Protecting access to sensitive data and systems is important for any organization. For the Department of Defense, it's essential. Additionally, growing data volumes and complex information-sharing technologies compound both the challenge and the imperative of keeping sensitive and critical information secure.
This reality led DoD leadership to undertake a significant initiative to prioritize an ICAM capability that would deliver services at the speed of the mission and with even greater connectivity, and that could also keep pace with the complex and intense advance of our cybersecurity adversaries.
In response, GDIT built a DoD-wide ICAM capability that tracks user identities across networks and ensures access is limited to only those who can verify that they need it. The GDIT solution offers advanced, enterprise-wide user authentication capabilities both in the cloud and at the edge, while also serving as one of the foundational components in a zero trust strategy.
The GDIT ICAM solution harmonizes data points from multiple sources to bring meaning and confidence to user identity. It builds on the existing DoD security architecture to manage traditional role-based access control (RBAC) while anticipating continued evolution in artificial intelligence and analytics to help the DoD migrate toward a risk adaptive access control (RAdAC) approach. The solution is enhanced with a self-service, push-button deployment experience that streamlines complexities and makes a bigger impact, faster.
GDIT assembled a team of “non-traditional” business partners to help develop the solution. Each is a leader in a niche-market space. This approach allowed us to identify highly specialized partners who could quickly collaborate with us and expertly deliver the latest cloud security capabilities within our solution.
GDIT’s ICAM solution was built with today’s DoD environments in mind – environments that extend from the enterprise cloud to the tactical edge. Its core components include an Identity Provider (IdP), which centralizes authentication; Automated Account Provisioning (AAP), which enables automated workflows for account requests and renewals; and a Master User Account (MUR), which provides enterprise-level aggregations and audits of access rights. Together, these elements provide an ICAM solution that is both innovative and secure.
Our teams are also already working on enhancing our unique enterprise ICAM capabilities. One of these enhancements is Attribute Based Access Control (ABAC), which is essentially a dynamic authorization strategy. Think of it as a series of doors, each with a lock. To get in, a user must have the key to each door and must be aligned with governance or policy before the user can “open” the door and access the data behind it. Another enhancement is Privileged Access Management (PAM) which safeguards identities with elevated or privileged access beyond standard users.
With our ICAM solution, the DoD can have a single set of credentials across the enterprise, but the local services or agencies can still set access permissions and policies based on local needs.
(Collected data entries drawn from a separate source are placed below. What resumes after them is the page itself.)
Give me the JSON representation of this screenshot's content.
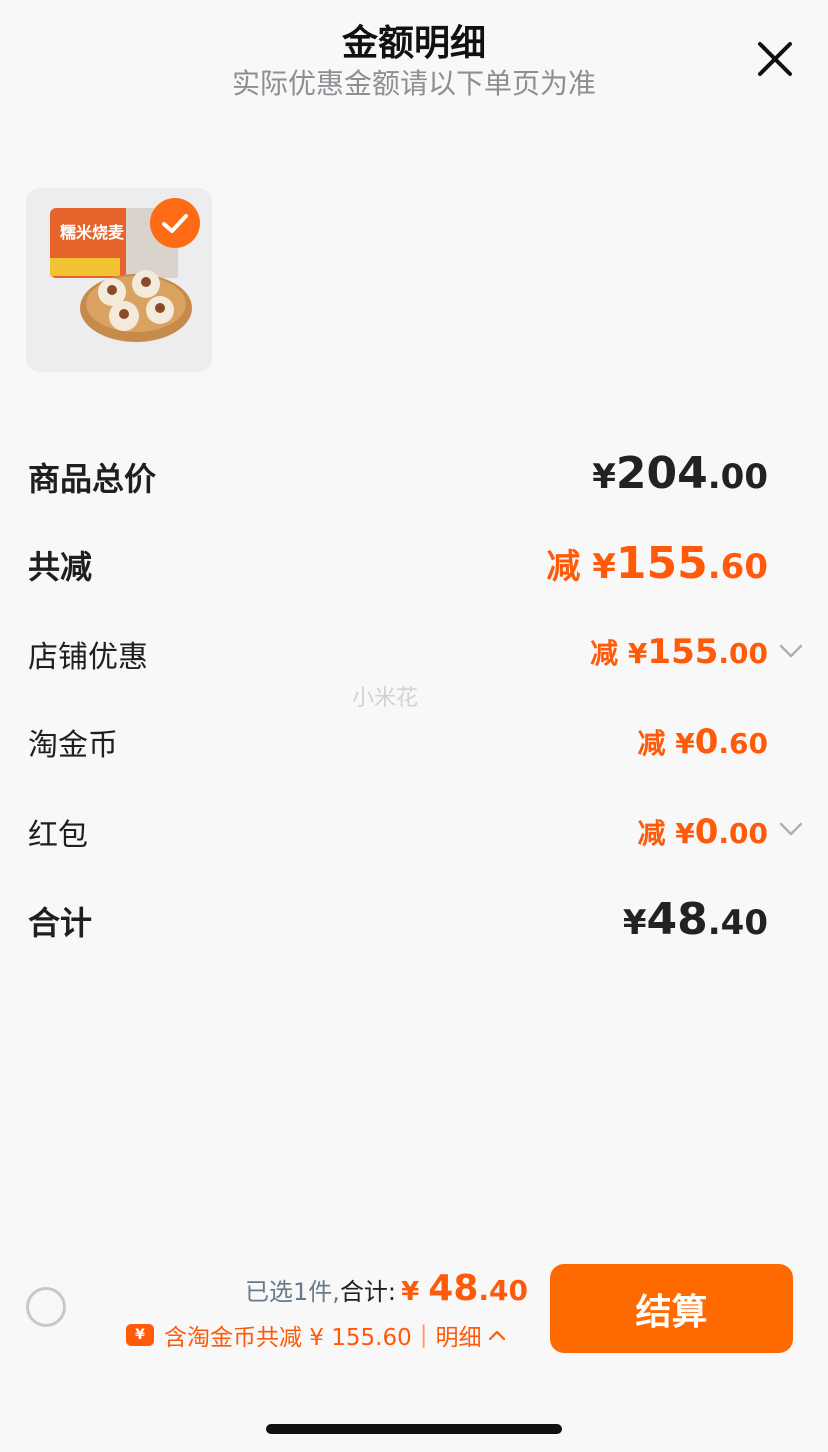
{
  "header": {
    "title": "金额明细",
    "subtitle": "实际优惠金额请以下单页为准"
  },
  "product": {
    "thumbnail_text": "糯米烧麦",
    "selected": true
  },
  "rows": {
    "goods_total": {
      "label": "商品总价",
      "symbol": "¥",
      "int": "204",
      "dec": ".00"
    },
    "total_reduce": {
      "label": "共减",
      "prefix": "减 ",
      "symbol": "¥",
      "int": "155",
      "dec": ".60"
    },
    "shop_discount": {
      "label": "店铺优惠",
      "prefix": "减 ",
      "symbol": "¥",
      "int": "155",
      "dec": ".00"
    },
    "taojinbi": {
      "label": "淘金币",
      "prefix": "减 ",
      "symbol": "¥",
      "int": "0",
      "dec": ".60"
    },
    "red_packet": {
      "label": "红包",
      "prefix": "减 ",
      "symbol": "¥",
      "int": "0",
      "dec": ".00"
    },
    "sum": {
      "label": "合计",
      "symbol": "¥",
      "int": "48",
      "dec": ".40"
    }
  },
  "watermark": "小米花",
  "footer": {
    "selected_text": "已选1件,",
    "total_label": "合计:",
    "total_symbol": "¥ ",
    "total_int": "48",
    "total_dec": ".40",
    "coin_icon": "¥",
    "coin_text": "含淘金币共减 ¥ 155.60",
    "separator": "|",
    "detail_label": "明细",
    "checkout_label": "结算"
  },
  "colors": {
    "accent": "#ff6a00",
    "reduce": "#ff5a0a",
    "background": "#f8f8f9"
  }
}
It gives them the reach-back security of the enterprise, with the flexibility of the edge.
Importantly, the GDIT ICAM solution works hand-in-glove with zero trust principles. It helps DoD customers build their zero trust foundations, and in some cases further them, by supporting advanced concepts of ABAC and RAdAC policy enforcement for users, devices, and services. The solution is federated across enterprise, with a single, individual identity that can be used across the enterprise to validate the user and what resources and applications they have access to.
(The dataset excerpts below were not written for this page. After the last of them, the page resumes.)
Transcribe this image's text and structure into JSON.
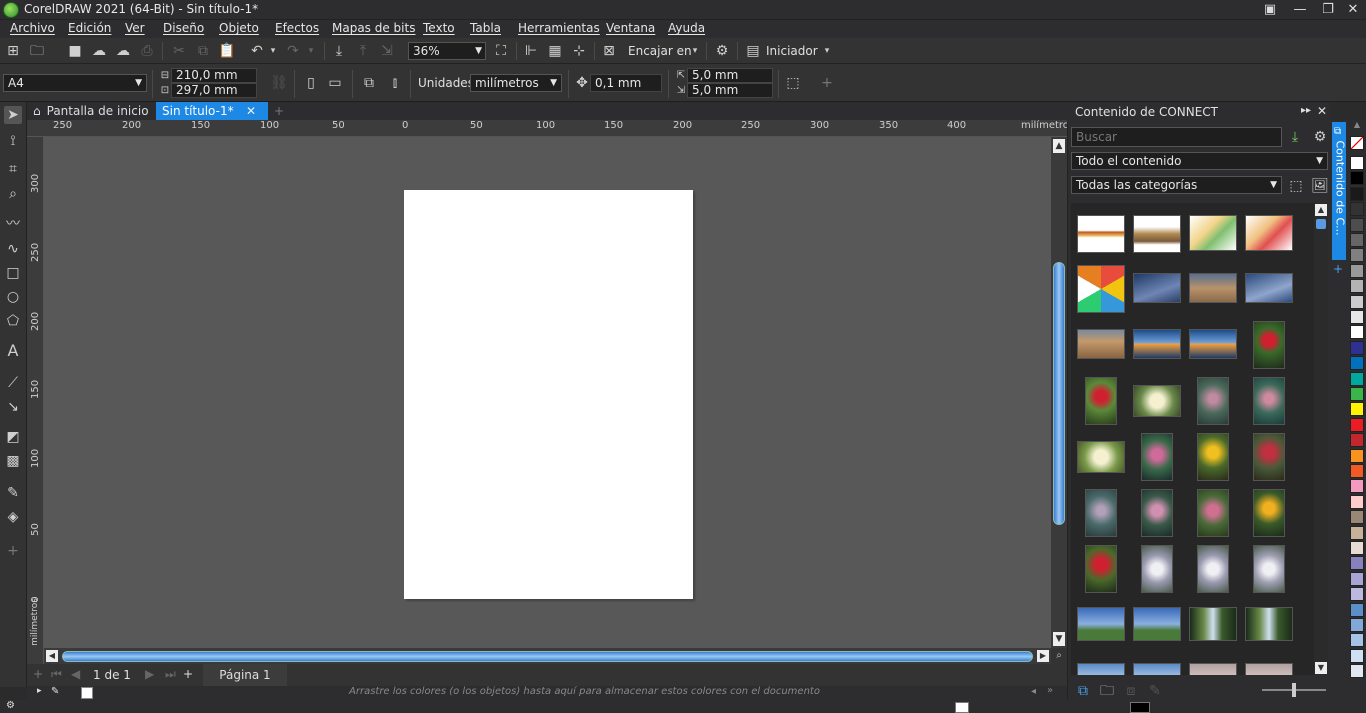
{
  "window": {
    "title": "CorelDRAW 2021 (64-Bit) - Sin título-1*"
  },
  "menu": [
    "Archivo",
    "Edición",
    "Ver",
    "Diseño",
    "Objeto",
    "Efectos",
    "Mapas de bits",
    "Texto",
    "Tabla",
    "Herramientas",
    "Ventana",
    "Ayuda"
  ],
  "toolbar": {
    "zoom_value": "36%",
    "snap_label": "Encajar en",
    "workspace_label": "Iniciador"
  },
  "property_bar": {
    "page_size": "A4",
    "width": "210,0 mm",
    "height": "297,0 mm",
    "units_label": "Unidades:",
    "units_value": "milímetros",
    "nudge": "0,1 mm",
    "dup_x": "5,0 mm",
    "dup_y": "5,0 mm"
  },
  "doc_tabs": [
    {
      "label": "Pantalla de inicio",
      "active": false
    },
    {
      "label": "Sin título-1*",
      "active": true
    }
  ],
  "ruler": {
    "h_ticks": [
      "250",
      "200",
      "150",
      "100",
      "50",
      "0",
      "50",
      "100",
      "150",
      "200",
      "250",
      "300",
      "350",
      "400"
    ],
    "h_unit": "milímetros",
    "v_ticks": [
      "300",
      "250",
      "200",
      "150",
      "100",
      "50",
      "0"
    ],
    "v_unit": "milímetros"
  },
  "page_nav": {
    "counter": "1 de 1",
    "page_tab": "Página 1"
  },
  "color_doc_hint": "Arrastre los colores (o los objetos) hasta aquí para almacenar estos colores con el documento",
  "connect": {
    "title": "Contenido de CONNECT",
    "search_placeholder": "Buscar",
    "filter_content": "Todo el contenido",
    "filter_categories": "Todas las categorías",
    "side_tab": "Contenido de C..."
  },
  "colors": {
    "accent": "#1e88e5",
    "canvas": "#585858",
    "page": "#ffffff",
    "palette": [
      "#ffffff",
      "#000000",
      "#1a1a1a",
      "#333333",
      "#4d4d4d",
      "#666666",
      "#808080",
      "#999999",
      "#b3b3b3",
      "#cccccc",
      "#e6e6e6",
      "#ffffff",
      "#2e3192",
      "#0071bc",
      "#00a99d",
      "#39b54a",
      "#fff200",
      "#ed1c24",
      "#c1272d",
      "#f7931e",
      "#f15a24",
      "#f49ac1",
      "#ffcccc",
      "#998675",
      "#c7b299",
      "#e6dcd3",
      "#8781bd",
      "#a8a4d4",
      "#bcb8e0",
      "#5c8fc7",
      "#81a8d8",
      "#a6c2e6",
      "#cfe0f2",
      "#e0e8f2"
    ]
  }
}
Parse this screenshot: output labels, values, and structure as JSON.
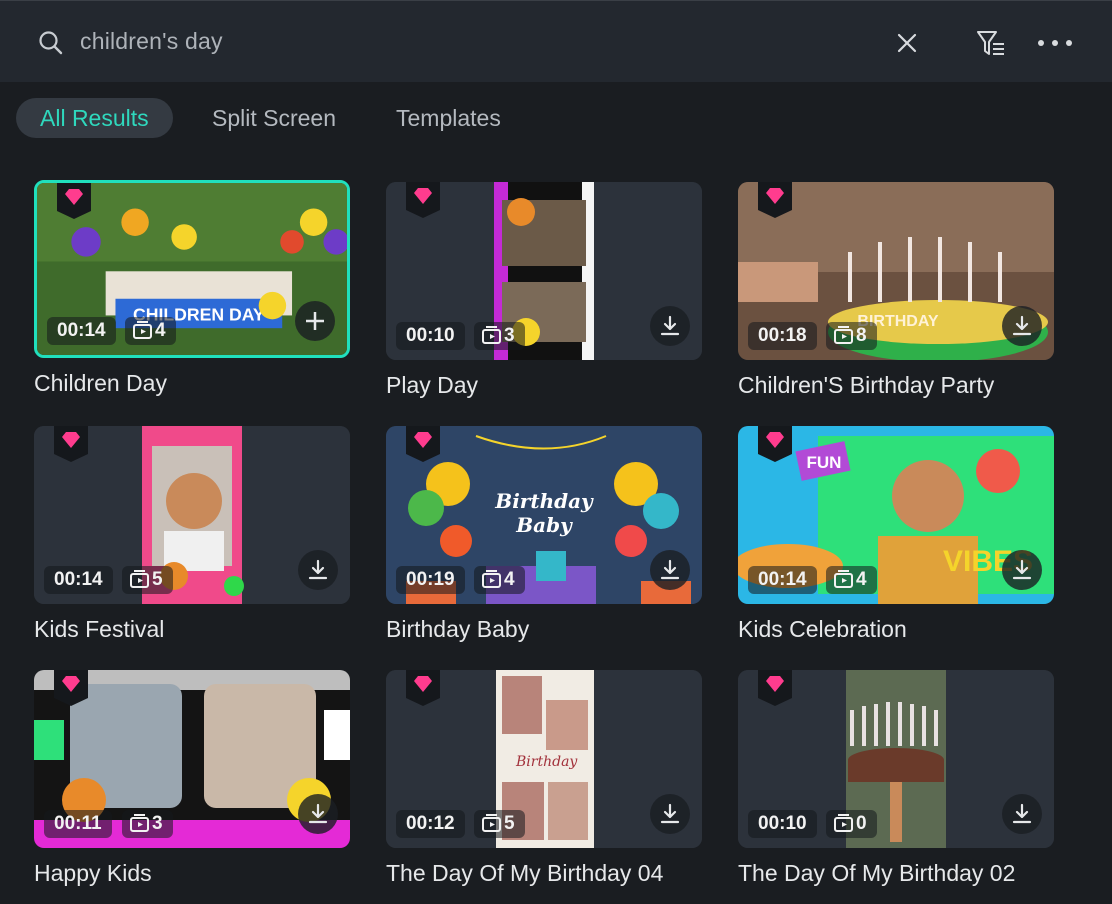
{
  "search": {
    "query": "children's day",
    "icons": {
      "search": "search-icon",
      "clear": "close-icon",
      "filter": "filter-icon",
      "more": "more-icon"
    }
  },
  "tabs": [
    {
      "label": "All Results",
      "active": true
    },
    {
      "label": "Split Screen",
      "active": false
    },
    {
      "label": "Templates",
      "active": false
    }
  ],
  "templates": [
    {
      "title": "Children Day",
      "duration": "00:14",
      "clips": "4",
      "action": "add",
      "premium": true,
      "selected": true
    },
    {
      "title": "Play Day",
      "duration": "00:10",
      "clips": "3",
      "action": "download",
      "premium": true
    },
    {
      "title": "Children'S Birthday Party",
      "duration": "00:18",
      "clips": "8",
      "action": "download",
      "premium": true
    },
    {
      "title": "Kids Festival",
      "duration": "00:14",
      "clips": "5",
      "action": "download",
      "premium": true
    },
    {
      "title": "Birthday Baby",
      "duration": "00:19",
      "clips": "4",
      "action": "download",
      "premium": true,
      "art_text": [
        "Birthday",
        "Baby"
      ]
    },
    {
      "title": "Kids Celebration",
      "duration": "00:14",
      "clips": "4",
      "action": "download",
      "premium": true,
      "art_text": [
        "FUN",
        "VIBES"
      ]
    },
    {
      "title": "Happy Kids",
      "duration": "00:11",
      "clips": "3",
      "action": "download",
      "premium": true
    },
    {
      "title": "The Day Of My Birthday 04",
      "duration": "00:12",
      "clips": "5",
      "action": "download",
      "premium": true,
      "art_text": [
        "Birthday"
      ]
    },
    {
      "title": "The Day Of My Birthday 02",
      "duration": "00:10",
      "clips": "0",
      "action": "download",
      "premium": true
    }
  ],
  "first_art_text": "CHILDREN DAY",
  "third_art_text": "BIRTHDAY",
  "colors": {
    "accent": "#20e0bd",
    "premium_gem": "#ff3c8e",
    "background": "#1a1d21",
    "card": "#2c323b"
  }
}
Additionally, because it allows for automation and creates a federated network to break down silos, ICAM can also enable Joint All-Demand Command and Control (JADC2) by providing a single, integrated tactical network and a common data fabric that will underpin a zero trust architecture. ICAM enables that federation so customers can, with zero trust, appropriately access that fabric and support JADC2.
After delivering our initial ICAM solution to the DoD, we are currently expanding to support all DoD systems which serve more than 5 million users with unique identities. Additionally, our Edge ICAM solution extends the DoD’s enterprise capability to support unique requirements with advances in cloud technology Outside the Continental United States (OCONUS) and for denied, disconnected, intermittent, and limited-bandwidth (D-DIL) environments as well. This will enable users to quickly establish ICAM capabilities that can be shipped to a base or forward operating location – pre-built and configured – giving customers immediate access to ICAM service capabilities in contested environments.
We look forward to continuing to support the DoD’s unique security and access management needs as a critical mission partner. Bolstering the agency’s ICAM capabilities is a top DoD priority, and we stand ready to consistently raise the bar and deliver on our charge.